Navy funds Arizona for a Hypersonic wind tunnel
University of Arizona engineers are installing three 20-foot-long tubes for a new high-speed wind tunnel in the Aerospace and Mechanical Engineering Building. The Office of Navy Research (ONR) funded them with $2 million to study problems of instability and materials failure for aircraft and missiles flying at highly supersonic, or hypersonic, speeds of Mach 5 and above.
High-Level Testing
The wind tunnel under construction, expected to be ready for testing in spring 2018, is a low-disturbance, or quiet, Mach 4 tunnel. A second quiet tunnel, slated for completion in 2020, will shoot bursts of air at Mach 5, five times the speed of sound - about 3,800 mph. These new facilities will supplement the UA's existing wind tunnels, where researchers conduct experiments at subsonic and supersonic speeds.
Tubes for the new high speed wind tunnel are in front of one of the Arizona researchers
Hypersonics on the Edge
At speeds of Mach 5 and higher, the air begins to change chemically and becomes an electrically charged field. Craig, Fasel and Tumin are studying the complex (and still poorly understood) phenomena that occur at the boundary layer between laminar and turbulent airflows at such high speeds.

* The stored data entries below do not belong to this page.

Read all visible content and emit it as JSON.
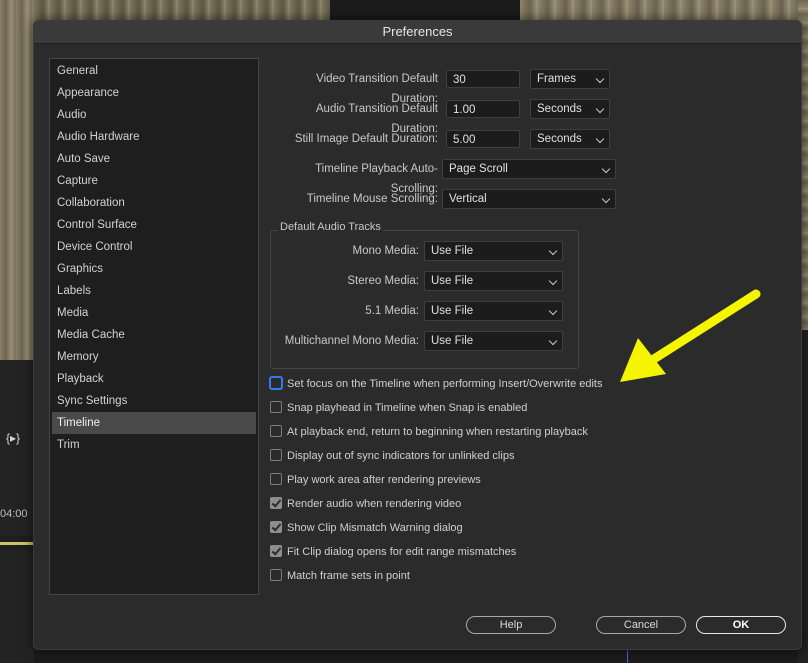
{
  "window": {
    "title": "Preferences"
  },
  "background": {
    "timecode": "04:00",
    "timeline_icon_text": "{▸}"
  },
  "sidebar": {
    "items": [
      {
        "label": "General"
      },
      {
        "label": "Appearance"
      },
      {
        "label": "Audio"
      },
      {
        "label": "Audio Hardware"
      },
      {
        "label": "Auto Save"
      },
      {
        "label": "Capture"
      },
      {
        "label": "Collaboration"
      },
      {
        "label": "Control Surface"
      },
      {
        "label": "Device Control"
      },
      {
        "label": "Graphics"
      },
      {
        "label": "Labels"
      },
      {
        "label": "Media"
      },
      {
        "label": "Media Cache"
      },
      {
        "label": "Memory"
      },
      {
        "label": "Playback"
      },
      {
        "label": "Sync Settings"
      },
      {
        "label": "Timeline"
      },
      {
        "label": "Trim"
      }
    ],
    "selected": "Timeline"
  },
  "settings": {
    "video_transition": {
      "label": "Video Transition Default Duration:",
      "value": "30",
      "unit": "Frames"
    },
    "audio_transition": {
      "label": "Audio Transition Default Duration:",
      "value": "1.00",
      "unit": "Seconds"
    },
    "still_image": {
      "label": "Still Image Default Duration:",
      "value": "5.00",
      "unit": "Seconds"
    },
    "auto_scrolling": {
      "label": "Timeline Playback Auto-Scrolling:",
      "value": "Page Scroll"
    },
    "mouse_scrolling": {
      "label": "Timeline Mouse Scrolling:",
      "value": "Vertical"
    }
  },
  "audio_tracks": {
    "title": "Default Audio Tracks",
    "mono": {
      "label": "Mono Media:",
      "value": "Use File"
    },
    "stereo": {
      "label": "Stereo Media:",
      "value": "Use File"
    },
    "surround": {
      "label": "5.1 Media:",
      "value": "Use File"
    },
    "multichannel": {
      "label": "Multichannel Mono Media:",
      "value": "Use File"
    }
  },
  "checkboxes": [
    {
      "label": "Set focus on the Timeline when performing Insert/Overwrite edits",
      "checked": false,
      "focused": true
    },
    {
      "label": "Snap playhead in Timeline when Snap is enabled",
      "checked": false
    },
    {
      "label": "At playback end, return to beginning when restarting playback",
      "checked": false
    },
    {
      "label": "Display out of sync indicators for unlinked clips",
      "checked": false
    },
    {
      "label": "Play work area after rendering previews",
      "checked": false
    },
    {
      "label": "Render audio when rendering video",
      "checked": true
    },
    {
      "label": "Show Clip Mismatch Warning dialog",
      "checked": true
    },
    {
      "label": "Fit Clip dialog opens for edit range mismatches",
      "checked": true
    },
    {
      "label": "Match frame sets in point",
      "checked": false
    }
  ],
  "buttons": {
    "help": "Help",
    "cancel": "Cancel",
    "ok": "OK"
  },
  "colors": {
    "annotation_arrow": "#f5f500",
    "focus_ring": "#2f7bf5"
  }
}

"Whenever you've got anything flying through the air, a thin layer of air forms over its surface," Craig explained. "That layer may flow in a smooth or laminar fashion, like honey pouring from a jar, or in a chaotic, turbulent way, like turning on a faucet at full blast."

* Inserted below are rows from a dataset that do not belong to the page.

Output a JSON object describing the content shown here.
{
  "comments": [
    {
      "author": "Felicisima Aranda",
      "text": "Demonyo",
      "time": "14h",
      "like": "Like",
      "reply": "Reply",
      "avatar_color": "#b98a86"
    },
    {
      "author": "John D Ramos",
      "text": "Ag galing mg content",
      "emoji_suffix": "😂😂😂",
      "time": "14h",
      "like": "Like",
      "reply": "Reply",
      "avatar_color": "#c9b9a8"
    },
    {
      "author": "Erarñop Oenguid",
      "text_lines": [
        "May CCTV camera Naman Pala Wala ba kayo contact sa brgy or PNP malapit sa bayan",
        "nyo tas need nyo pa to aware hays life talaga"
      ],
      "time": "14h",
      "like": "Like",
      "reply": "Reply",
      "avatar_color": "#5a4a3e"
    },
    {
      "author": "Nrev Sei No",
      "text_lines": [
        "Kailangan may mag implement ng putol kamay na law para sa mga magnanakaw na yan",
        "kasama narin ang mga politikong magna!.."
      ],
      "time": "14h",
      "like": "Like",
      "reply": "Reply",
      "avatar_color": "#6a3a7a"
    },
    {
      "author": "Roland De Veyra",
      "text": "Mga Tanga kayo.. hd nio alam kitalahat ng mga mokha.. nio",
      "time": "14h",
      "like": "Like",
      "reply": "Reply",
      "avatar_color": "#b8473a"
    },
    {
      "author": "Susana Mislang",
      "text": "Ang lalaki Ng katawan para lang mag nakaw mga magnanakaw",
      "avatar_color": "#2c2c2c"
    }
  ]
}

When vehicles traveling at hypersonic speeds encounter airflows at the laminar-turbulent boundary, they experience significantly increased drag and become dangerously hot. Such aerothermodynamic heating is why rockets require deep layers of thermal insulation to keep them from burning up upon re-entering Earth's atmosphere.
The UA engineers' investigations could help overcome some of the challenges of high-speed flight, Craig said, and help manufacturers design more efficient vehicles with greater controllability and larger payloads.
Craig said he joined the UA for the chance to collaborate with renowned fluid dynamics researchers who are taking different approaches to understanding laminar-turbulent transition.